Even good form, however, can be marred by small defects in the block itself. J.B. Cortez, a Rota freshman, said if the block does not lie flat on the ground, it can cause the runner’s foot to fall too early, losing the powerful jump. He had that problem with his block during the 110-meter hurdles and while he did not blame the block- Cortez finished third overall behind SHAPE’s Amari Wilson and Jonathon Moran - he did say his performance was better in a previous run.

Aside from worrying about the equipment, runners also pace how fast they rise from the starting crouch once they start running.

Yasemin Miller, a Lakenheath junior, called it “showing your chest,” a mistake that exposes the torso to too much wind resistance while the runner is still trying to accelerate.

“You’re letting the wind go over you (by crouching),” Miller said. “By the time you get up, you should be sprinting.”

Sprinting is not just about the feet.

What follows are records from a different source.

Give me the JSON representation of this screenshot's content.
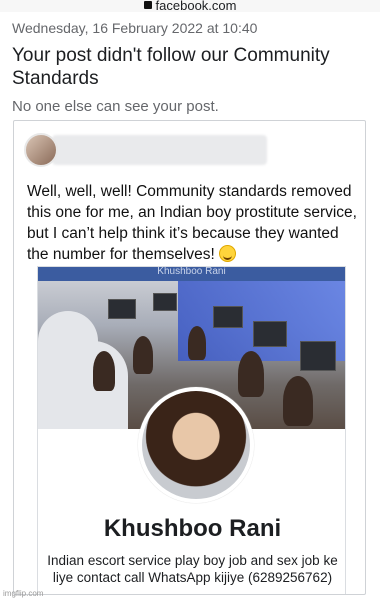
{
  "browser": {
    "url": "facebook.com"
  },
  "header": {
    "timestamp": "Wednesday, 16 February 2022 at 10:40",
    "title": "Your post didn't follow our Community Standards",
    "subtitle": "No one else can see your post."
  },
  "post": {
    "text": "Well, well, well! Community standards removed this one for me, an Indian boy prostitute service, but I can’t help think it’s because they wanted the number for themselves!",
    "emoji": "grinning-face"
  },
  "shared_profile": {
    "cover_bar_text": "Khushboo Rani",
    "name": "Khushboo Rani",
    "bio": "Indian escort service play boy job and sex job ke liye contact call WhatsApp kijiye (6289256762)"
  },
  "watermark": "imgflip.com"
}
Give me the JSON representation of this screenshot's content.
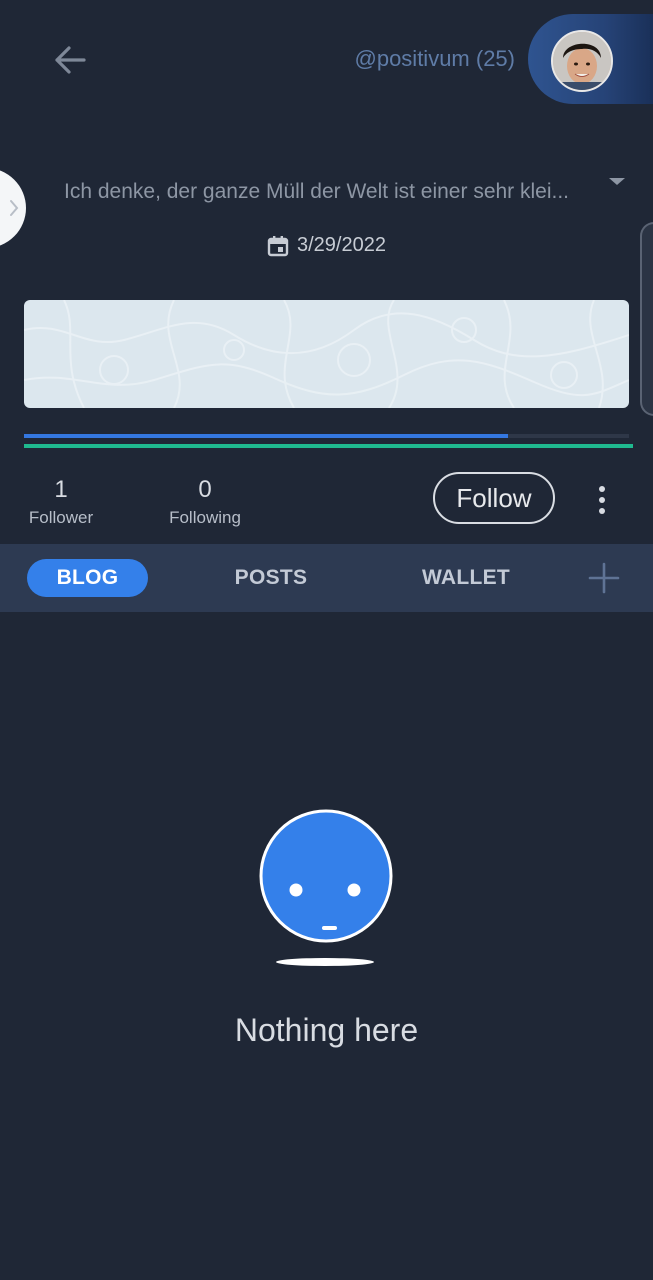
{
  "header": {
    "username": "@positivum (25)",
    "back_icon": "arrow-left-icon",
    "avatar_icon": "user-avatar"
  },
  "profile": {
    "about": "Ich denke, der ganze Müll der Welt ist einer sehr klei...",
    "date": "3/29/2022",
    "voting_power": 0.8,
    "resource_credits": 1.0
  },
  "stats": {
    "followers_count": "1",
    "followers_label": "Follower",
    "following_count": "0",
    "following_label": "Following"
  },
  "actions": {
    "follow_label": "Follow",
    "more_icon": "more-vertical-icon"
  },
  "tabs": [
    {
      "label": "BLOG",
      "active": true
    },
    {
      "label": "POSTS",
      "active": false
    },
    {
      "label": "WALLET",
      "active": false
    }
  ],
  "empty_state": {
    "text": "Nothing here"
  },
  "colors": {
    "background": "#1f2736",
    "tabbar": "#2d3a52",
    "accent": "#3480ea",
    "green": "#1fb98f"
  }
}
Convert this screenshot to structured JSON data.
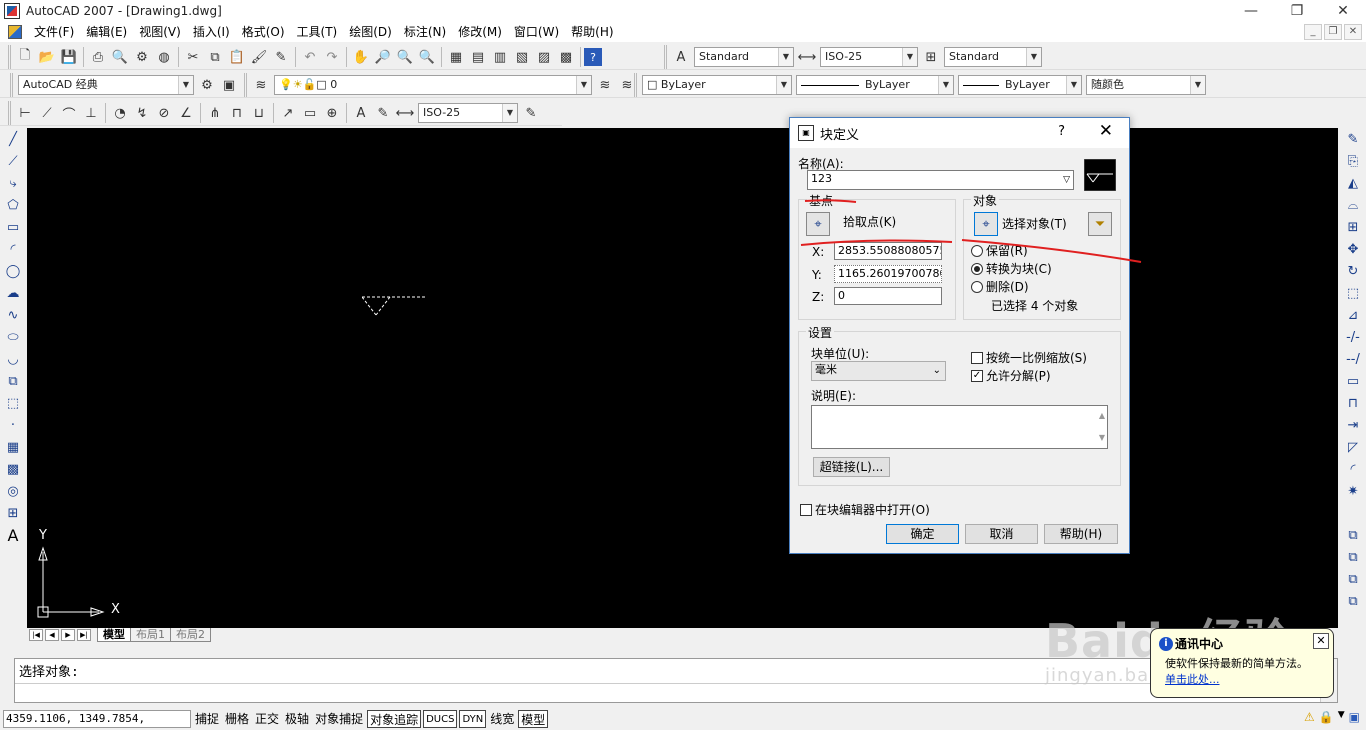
{
  "window": {
    "title": "AutoCAD 2007 - [Drawing1.dwg]",
    "minimize": "—",
    "maximize": "❐",
    "close": "✕"
  },
  "menu": [
    "文件(F)",
    "编辑(E)",
    "视图(V)",
    "插入(I)",
    "格式(O)",
    "工具(T)",
    "绘图(D)",
    "标注(N)",
    "修改(M)",
    "窗口(W)",
    "帮助(H)"
  ],
  "toolbar1": {
    "text_style": "Standard",
    "dim_style": "ISO-25",
    "table_style": "Standard"
  },
  "toolbar2": {
    "workspace": "AutoCAD 经典",
    "layer": "0",
    "color": "ByLayer",
    "linetype": "ByLayer",
    "lineweight": "ByLayer",
    "plot_style": "随颜色"
  },
  "toolbar3": {
    "dim_style": "ISO-25"
  },
  "layout_tabs": [
    "模型",
    "布局1",
    "布局2"
  ],
  "ucs": {
    "x_label": "X",
    "y_label": "Y"
  },
  "command": {
    "prompt": "选择对象:"
  },
  "status": {
    "coords": "4359.1106, 1349.7854, 0.0000",
    "buttons": [
      {
        "label": "捕捉",
        "on": false
      },
      {
        "label": "栅格",
        "on": false
      },
      {
        "label": "正交",
        "on": false
      },
      {
        "label": "极轴",
        "on": false
      },
      {
        "label": "对象捕捉",
        "on": false
      },
      {
        "label": "对象追踪",
        "on": true
      },
      {
        "label": "DUCS",
        "on": true
      },
      {
        "label": "DYN",
        "on": true
      },
      {
        "label": "线宽",
        "on": false
      },
      {
        "label": "模型",
        "on": true
      }
    ]
  },
  "balloon": {
    "title": "通讯中心",
    "body": "使软件保持最新的简单方法。",
    "link": "单击此处..."
  },
  "watermark": {
    "main": "Baidu经验",
    "sub": "jingyan.baidu.com"
  },
  "dialog": {
    "title": "块定义",
    "help": "?",
    "close": "✕",
    "name_label": "名称(A):",
    "name_value": "123",
    "base_point": {
      "group": "基点",
      "pick_label": "拾取点(K)",
      "x_label": "X:",
      "x_value": "2853.55088080575",
      "y_label": "Y:",
      "y_value": "1165.260197007806",
      "z_label": "Z:",
      "z_value": "0"
    },
    "objects": {
      "group": "对象",
      "select_label": "选择对象(T)",
      "retain": "保留(R)",
      "convert": "转换为块(C)",
      "delete": "删除(D)",
      "selected_count": "已选择 4 个对象"
    },
    "settings": {
      "group": "设置",
      "units_label": "块单位(U):",
      "units_value": "毫米",
      "uniform_scale": "按统一比例缩放(S)",
      "allow_explode": "允许分解(P)",
      "description_label": "说明(E):",
      "hyperlink": "超链接(L)..."
    },
    "open_in_editor": "在块编辑器中打开(O)",
    "ok": "确定",
    "cancel": "取消",
    "help_btn": "帮助(H)"
  },
  "colors": {
    "canvas": "#000000",
    "annotation": "#e02020",
    "dialog_border": "#4a7fc0"
  }
}
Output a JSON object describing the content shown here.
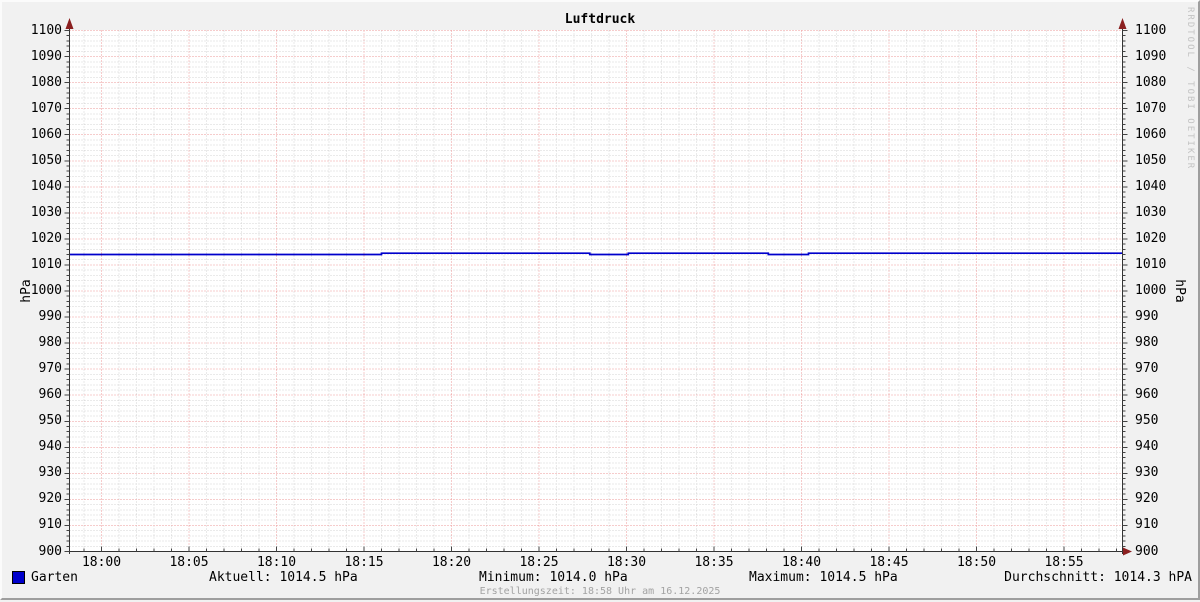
{
  "watermark": "RRDTOOL / TOBI OETIKER",
  "legend": {
    "series_label": "Garten",
    "stats": [
      {
        "label": "Aktuell: 1014.5 hPa"
      },
      {
        "label": "Minimum: 1014.0 hPa"
      },
      {
        "label": "Maximum: 1014.5 hPa"
      },
      {
        "label": "Durchschnitt: 1014.3 hPA"
      }
    ]
  },
  "footer": {
    "creation": "Erstellungszeit: 18:58 Uhr am 16.12.2025"
  },
  "colors": {
    "background": "#f1f1f1",
    "canvas": "#ffffff",
    "grid_minor": "#d4d4d4",
    "grid_major": "#ee9a9a",
    "axis": "#333333",
    "tick": "#444444",
    "arrow": "#8b2020",
    "series_line": "#0000cc",
    "legend_swatch": "#0000cc"
  },
  "chart_data": {
    "type": "line",
    "title": "Luftdruck",
    "ylabel": "hPa",
    "ylabel_right": "hPa",
    "xlabel": "",
    "ylim": [
      900,
      1100
    ],
    "y_major_step": 10,
    "y_minor_step": 2,
    "grid": true,
    "legend_position": "bottom",
    "x_axis": {
      "unit": "minutes after 18:00",
      "range": [
        -1.83,
        58.34
      ],
      "major_step": 5,
      "minor_step": 1,
      "tick_labels": [
        "18:00",
        "18:05",
        "18:10",
        "18:15",
        "18:20",
        "18:25",
        "18:30",
        "18:35",
        "18:40",
        "18:45",
        "18:50",
        "18:55"
      ],
      "tick_times": [
        0,
        5,
        10,
        15,
        20,
        25,
        30,
        35,
        40,
        45,
        50,
        55
      ]
    },
    "series": [
      {
        "name": "Garten",
        "color": "#0000cc",
        "mode": "step",
        "step_points": [
          {
            "t": -1.83,
            "v": 1014.0
          },
          {
            "t": 16.0,
            "v": 1014.5
          },
          {
            "t": 27.9,
            "v": 1014.0
          },
          {
            "t": 30.1,
            "v": 1014.5
          },
          {
            "t": 38.1,
            "v": 1014.0
          },
          {
            "t": 40.4,
            "v": 1014.5
          }
        ],
        "end_t": 58.34
      }
    ],
    "stats": {
      "current": 1014.5,
      "min": 1014.0,
      "max": 1014.5,
      "avg": 1014.3
    }
  }
}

To get a little more momentum, Martin said, runners use their arms to pull at theair.

“But, you got to keep the rest of your body still so you don’t waste all that energy, and you’ll see it in sprinters,” Martin said. “Some of them, they look like a bobble head, and if your head is bobbing, that’s energy that your taking away from your legs.

“In 100 meters, in 200 meters, it’s usually won by less than a second, so the time coming out of the blocks, if it’s two-tenths or three-tenths of a second, that’s the difference between a win or a loss, so it is extremely important. It is probably the single most important factor in a sprint race.”

Not everything was a sprint Saturday, of course. The meet featured several strong performances by athletes from the seven schools competing.

SHAPE’s Jeremy Key won both the 200 (23.08) and 400 (53.4) and was on his school’s winning 4x400 relay team. He helped the Spartans score the most points in the boys competition, with 143 to Rota’s 124.67. Alconbury’s Zain Leach took first in both shot put (34 feet, 9 inches) and discus (97-9).

AFNORTH’s Cherry Carnes won both the 100 hurdles (50.69) and 300 hurdles (50.69). The home team scored the most points in the girls competition with 190, well ahead of second-place Alconbury with 111.